Vous ne connaissez pas la véritable signification des ténèbres jusqu’à ce que vous vous trouviez dans une situation comme celle-ci. Nous comparons cela au ravitaillement à un encrier. Après avoir effectué quelques vérifications après le ravitaillement, j’ai allumé les post-combustion et j’ai commencé à accélérer jusqu’à une croisière tranquille à Mach 3 à travers l’Atlantique. L’avion a parfaitement fonctionné, grâce aux efforts particuliers des techniciens de maintenance. À environ trois mille kilomètres de l’Atlantique, en direction de l’est, j’ai regardé avec enthousiasme le soleil apparaître à l’horizon et se lever droit sur mon visage en une minute et demie environ, un bon point d’observation pour observer cet événement quotidien.

Le deuxième ravitaillement a eu lieu de jour, à quelques centaines de kilomètres au nord des Açores. Il s’agissait d’un autre déchargement de soixante-dix mille livres, trente-cinq mille livres de chacun des deux pétroliers, alors que le pétrolier de réserve en vol n’était pas nécessaire. J’ai mis mon deuxième accélérateur et je me suis dirigé vers le détroit de Gibraltar à travers le centre du détroit à quatre-vingt mille pieds par temps clair sur cent milles de chaque côté offrant une vue spectaculaire.

À quelle vitesse le SR-71 Blackbird a-t-il volé à son apogée ?
Avion espion SR-71. Crédit image : Creative Commons.

Au fur et à mesure que nous traversions la Méditerranée vers le Moyen-Orient, la météo s’est progressivement détériorée comme prévu. Le troisième ravitaillement aérien au sud de la Crète, bien que par mauvais temps, s’est déroulé comme prévu. Après avoir chargé quatre-vingt mille livres de carburant JP-7, j’ai allumé les post-combustion et j’ai commencé à accélérer vers la zone cible.

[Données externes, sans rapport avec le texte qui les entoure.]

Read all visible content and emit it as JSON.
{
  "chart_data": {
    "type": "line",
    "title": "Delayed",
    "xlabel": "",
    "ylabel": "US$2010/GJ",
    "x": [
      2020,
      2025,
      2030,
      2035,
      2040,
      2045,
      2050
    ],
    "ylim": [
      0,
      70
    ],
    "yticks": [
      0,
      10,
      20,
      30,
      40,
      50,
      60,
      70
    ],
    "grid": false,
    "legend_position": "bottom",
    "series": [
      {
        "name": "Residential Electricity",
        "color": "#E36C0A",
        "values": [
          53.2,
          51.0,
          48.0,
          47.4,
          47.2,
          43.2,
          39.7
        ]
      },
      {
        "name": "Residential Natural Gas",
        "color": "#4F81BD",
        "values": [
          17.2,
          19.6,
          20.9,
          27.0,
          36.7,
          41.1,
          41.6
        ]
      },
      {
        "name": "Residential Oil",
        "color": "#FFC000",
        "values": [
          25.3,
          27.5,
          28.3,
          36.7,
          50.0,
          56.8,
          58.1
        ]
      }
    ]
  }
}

À Mach 0,98, juste avant de devenir supersonique, avec un débit de carburant maximum et des postcombustion pleines, un voyant rouge de faible niveau d’huile moteur s’est allumé sur mon panneau annonciateur d’avertissement d’urgence. Je l’ai regardé presque avec incrédulité alors qu’il analysait les jauges du moteur, la pression d’huile, le régime, la température des gaz d’échappement et la position des buses à la recherche de tout autre signe de problème. Même s’il n’y avait aucun signe confirmé de problème, il ne pouvait pas ignorer la situation et continuer vers la zone cible avec la possibilité d’une panne moteur à vitesse supersonique au-dessus du Sinaï. Nous n’avions pas d’aérodrome d’urgence viable, et je ne voulais pas être un arrivant d’urgence inopiné, sans plan de vol, d’un monomoteur à l’aéroport David Ben Gourion de Tel Aviv, d’autant plus que le gouvernement israélien n’avait pas été informé à l’avance des missions et se battait pour sa propre survie. J’ai sorti les postcombustions pour accéder à la situation et réfléchir à la meilleure marche à suivre.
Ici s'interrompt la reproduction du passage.